🚀 UniXcoder for Code Vulnerability Detection
This model, based on Microsoft's UniXcoder, is fine - tuned for detecting vulnerabilities in C/C++ code. It uses the DetectVul/devign dataset and offers high - accuracy vulnerability detection, classifying code snippets as either safe or vulnerable.
✨ Features
- Optimized for C/C++ code vulnerability detection.
- Trained on the DetectVul/devign dataset.
- Achieves 68.34% accuracy and an F1 score of 62.14%.
- Classifies code snippets as safe (0) or vulnerable (1).
📦 Installation
No specific installation steps are provided in the original document, so this section is skipped.
💻 Usage Examples
Basic Usage
Use the following code to load the model and run inference on a sample code snippet:
from transformers import AutoTokenizer, AutoModelForSequenceClassification
import torch
tokenizer = AutoTokenizer.from_pretrained("microsoft/unixcoder-base")

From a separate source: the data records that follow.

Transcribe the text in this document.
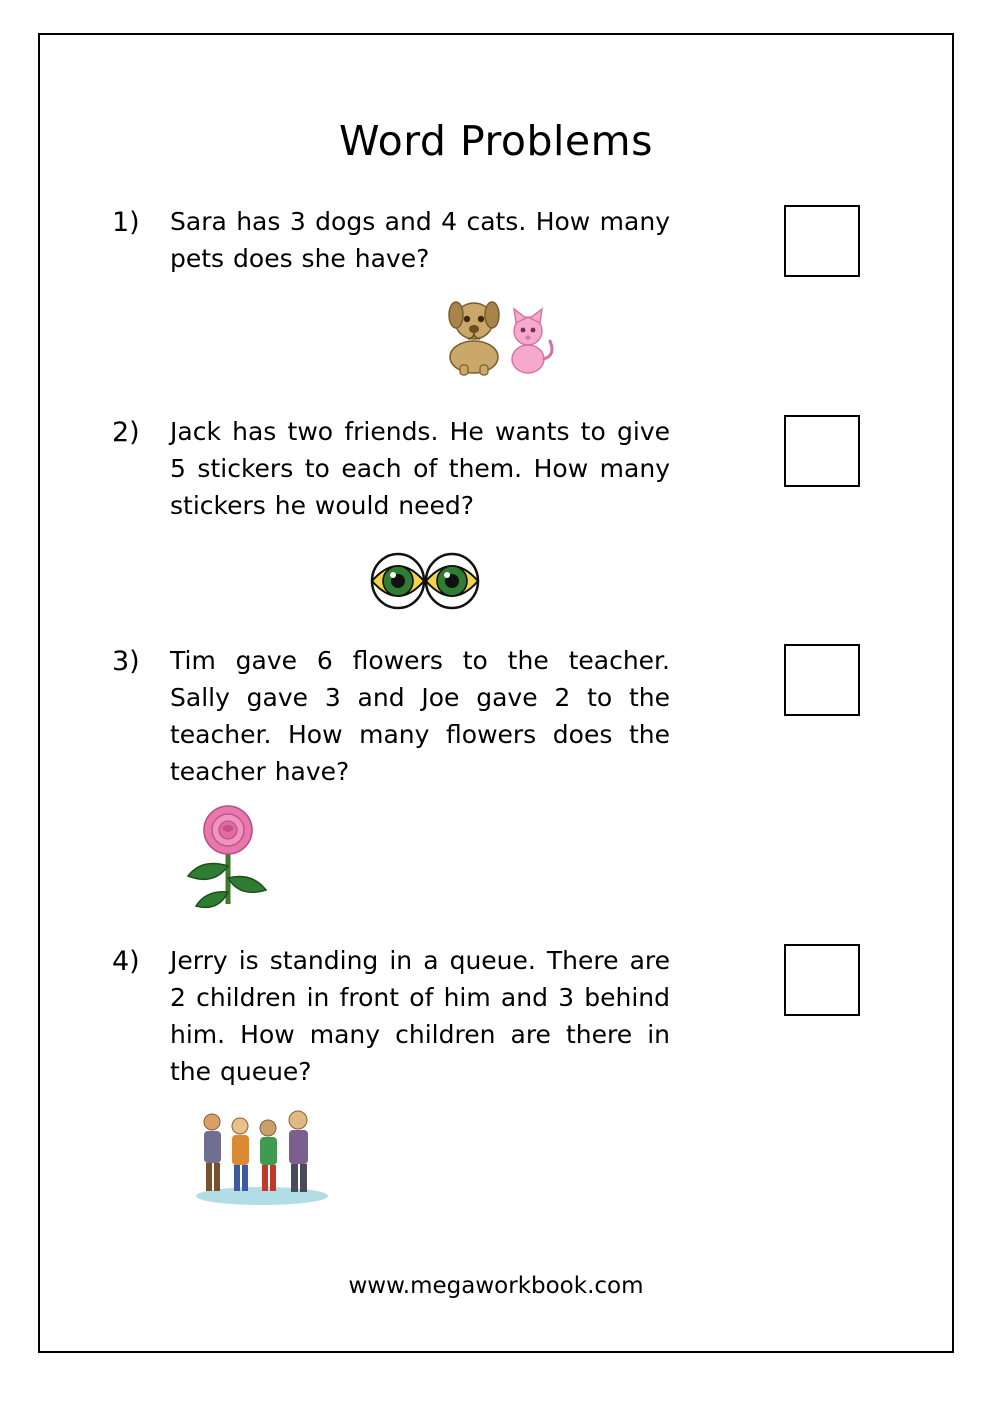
Word Problems
1)	Sara has 3 dogs and 4 cats. How many pets does she have?
2)	Jack has two friends. He wants to give 5 stickers to each of them. How many stickers he would need?
3)	Tim gave 6 flowers to the teacher. Sally gave 3 and Joe gave 2 to the teacher. How many flowers does the teacher have?
4)	Jerry is standing in a queue. There are 2 children in front of him and 3 behind him. How many children are there in the queue?
www.megaworkbook.com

model = AutoModelForSequenceClassification.from_pretrained("mahdin70/unixcoder-code-vulnerability-detector")
code_snippet = """
void process(char *input) {
char buffer[50];
strcpy(buffer, input); // Potential buffer overflow
}
"""
inputs = tokenizer(code_snippet, return_tensors="pt", truncation=True, padding="max_length", max_length=512)
with torch.no_grad():
outputs = model(**inputs)
predictions = torch.nn.functional.softmax(outputs.logits, dim=-1)
predicted_label = torch.argmax(predictions, dim=1).item()

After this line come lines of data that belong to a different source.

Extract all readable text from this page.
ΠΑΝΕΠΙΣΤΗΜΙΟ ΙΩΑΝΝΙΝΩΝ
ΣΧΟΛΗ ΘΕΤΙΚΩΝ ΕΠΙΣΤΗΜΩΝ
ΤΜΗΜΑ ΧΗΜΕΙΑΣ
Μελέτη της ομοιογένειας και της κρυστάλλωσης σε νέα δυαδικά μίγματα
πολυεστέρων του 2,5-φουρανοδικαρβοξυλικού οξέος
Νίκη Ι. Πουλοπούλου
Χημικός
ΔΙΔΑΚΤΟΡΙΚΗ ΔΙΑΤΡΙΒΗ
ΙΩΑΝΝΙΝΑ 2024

print("Vulnerable Code" if predicted_label == 1 else "Safe Code")
📚 Documentation
Model Details
Property |
Details |
Developed by |
[mahdin70(Mukit Mahdin)] |
Finetuned from |
microsoft/unixcoder-base |
Language(s) |
English (for code comments & metadata), C/C++ |
License |
MIT |
Task |
Code vulnerability detection |
Dataset Used |
DetectVul/devign |
Architecture |
Transformer - based sequence classification |
Uses
Direct Use
This model can be used for static code analysis, security audits, and automatic vulnerability detection in software repositories. It benefits:
- Developers: To analyze their code for potential security flaws.
- Security Teams: To scan repositories for known vulnerabilities.
- Researchers: To study vulnerability detection in AI - powered systems.
Downstream Use
This model can be integrated into IDE plugins, CI/CD pipelines, or security scanners to provide real - time vulnerability detection.
Out - of - Scope Use
- The model is not meant to replace human security experts.
- It may not generalize well to languages other than C/C++.
- False positives/negatives may occur due to dataset limitations.
Bias, Risks, and Limitations
- False Positives & False Negatives: The model may flag safe code as vulnerable or miss actual vulnerabilities.
- Limited to C/C++: The model was trained on a dataset primarily composed of C and C++ code. It may not perform well on other languages.
- Dataset Bias: The training data may not cover all possible vulnerabilities.
Recommendations
💡 Usage Tip
Users should not rely solely on the model for security assessments. Instead, it should be used alongside manual code review and static analysis tools.
Training Details
Training Data
- Dataset:
DetectVul/devign
- Classes:
0 (Safe)
, 1 (Vulnerable)
- Size: 17483 code snippets
Training Procedure
- Optimizer: AdamW
- Loss Function: Cross - Entropy Loss
- Batch Size: 8
- Learning Rate: 2e - 5
- Epochs: 3
- Hardware Used: 2x T4 GPU
Metrics
Metric |
Score |
Train Loss |
0.4835 |
Evaluation Loss |
0.6855 |
Accuracy |
68.34% |
F1 Score |
62.14% |
Precision |
69.18% |
Recall |
56.40% |
Environmental Impact
Factor |
Value |
GPU Used |
2x T4 GPU |
Training Time |
~1 hour |
📄 License
This model is released under the MIT license.